Why Trust Is Key to a Sales Manager’s Role

Why Trust Is Key to a Sales Manager’s Role

The relationships formed between salespeople and their managers is vitally important for businesses in the modern world. A good relationship can have a positive impact upon performance and job satisfaction rates, while a poor relationship can have the opposite effect. For this reason, sales managers training often places an emphasis on fostering a strong relationship with subordinates.

When it comes to developing a positive relationship, there are a number of important components, including the existence of common goals and mutual respect. However, one of the most important components is trust. So why exactly is trust so important to sales managers and how can trust levels be increased?

What Is ‘Trust’?

Trust can seem like an abstract concept, vaguely linked with ideas of belief and faith. However, in a study published in the Journal of Personal Selling & Sales Management, authors Karen E. Flaherty and James M. Pappas state that the concept of trust can be viewed as having two main components:

  • Credibility – The extent to which a person can be relied upon and believed.
  • Benevolence – The extent to which a person cares about the well-being of another.

It is often based on ideas of ‘truth and ‘honesty’ and broadly refers to the level of confidence one person has in another.
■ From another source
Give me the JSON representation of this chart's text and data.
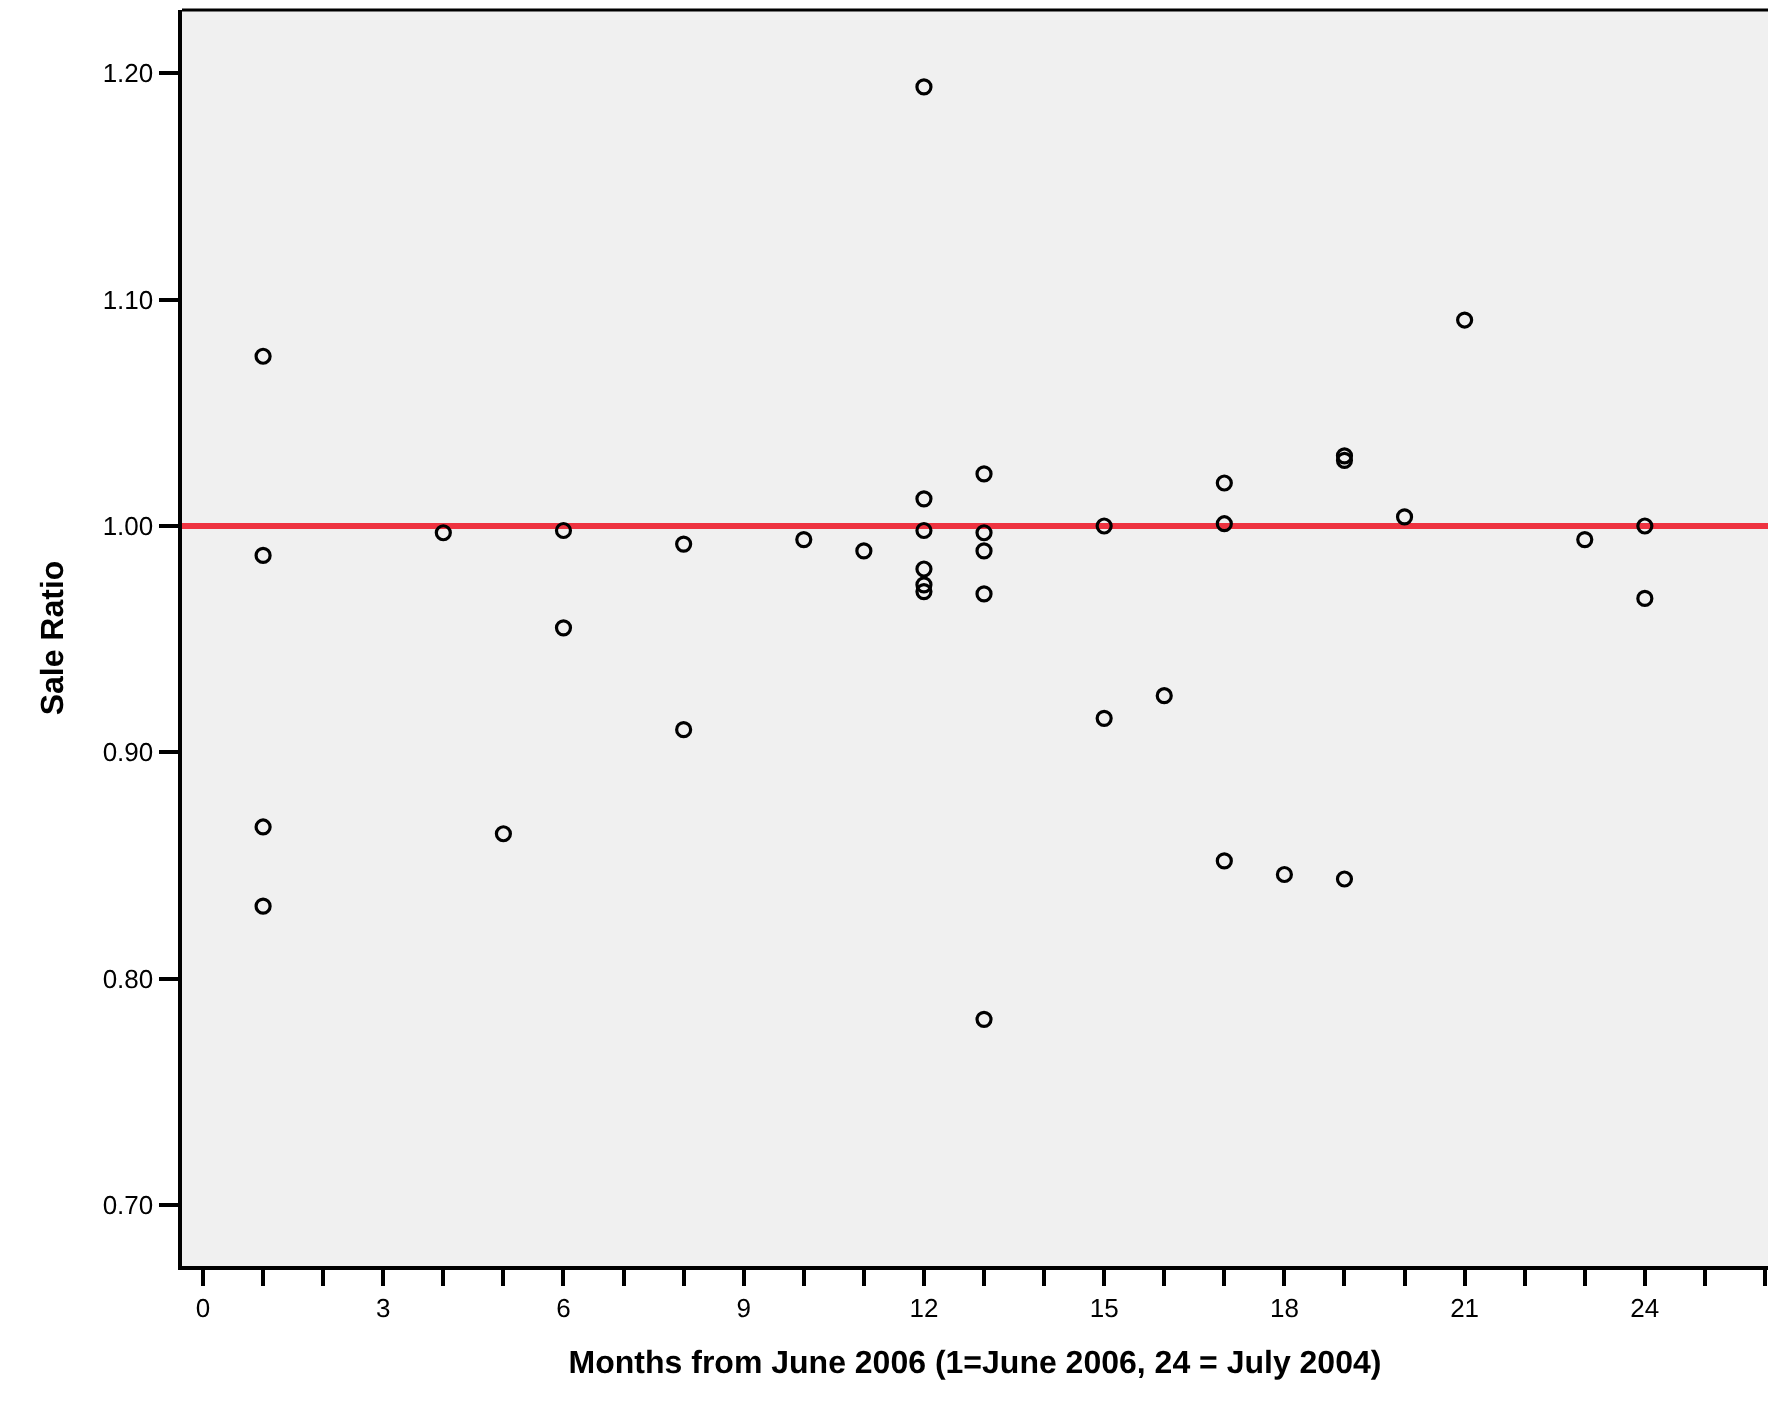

When people have established a level of trust in their relationship, they are more likely to engage in effective cooperative behaviour and are less likely to enter into conflicts.

The Importance of Trust to Sales Managers

Having the trust of subordinates is especially important to those in sales manager positions, as it can lead to a number of key benefits. For example, a report published by the Great Place To Work Institute found that companies whose employees report high levels of trust also experience far lower staff turnover rates. This, in turn, reduces recruitment and sales training costs, while achieving greater consistency of performance.

Trust between sales managers and salespeople can help to increase employee commitment to an organisation, which can also improve performance. The presence of trust can also enhance the quality of staff learning, promote creativity, encourage collaboration, build confidence and influence decision making in a positive way.

Without trust, people assume self-protective, defensive postures that inhibit learning and performance

Lou Solomon
Communications coach and the CEO of Interact.

Through establishing trust, a sales manager can elevate themselves to role model status, which can help them to positively influence employee behaviour. Moreover, when a sales team has trust in its own members, it is more likely to inspire trust in customers; something which is vital for improving customer loyalty and satisfaction.

Building Trust As a Sales Manager

In terms of actually building trust, a sales manager needs to possess strong communication and listening skills. Authentic communication is key, so managers need to be open to feedback and able to inspire confidence through what they say. It is also important to be transparent, so that staff members do not feel as though they are being left in the dark, or as though they are being manipulated in some way.

Consistency is essential, as few things shatter trust quite like mixed messages, hypocrisy or false promises. Meanwhile, sales managers need to also accept the responsibility that comes with their position. This includes taking responsibility for shaping the sales culture, but also taking responsibility for any failures.

Finally, according to Colleen Stanley, the author of the book Emotional Intelligence for Sales Success, personal competence of sales managers is paramount.

A key role for sales managers is training and coaching. If you can’t demonstrate high level selling skills, a salesperson isn’t going to ask you for advice. Competent sales managers earn trust and develop sales teams that are open to following their advice and guidance.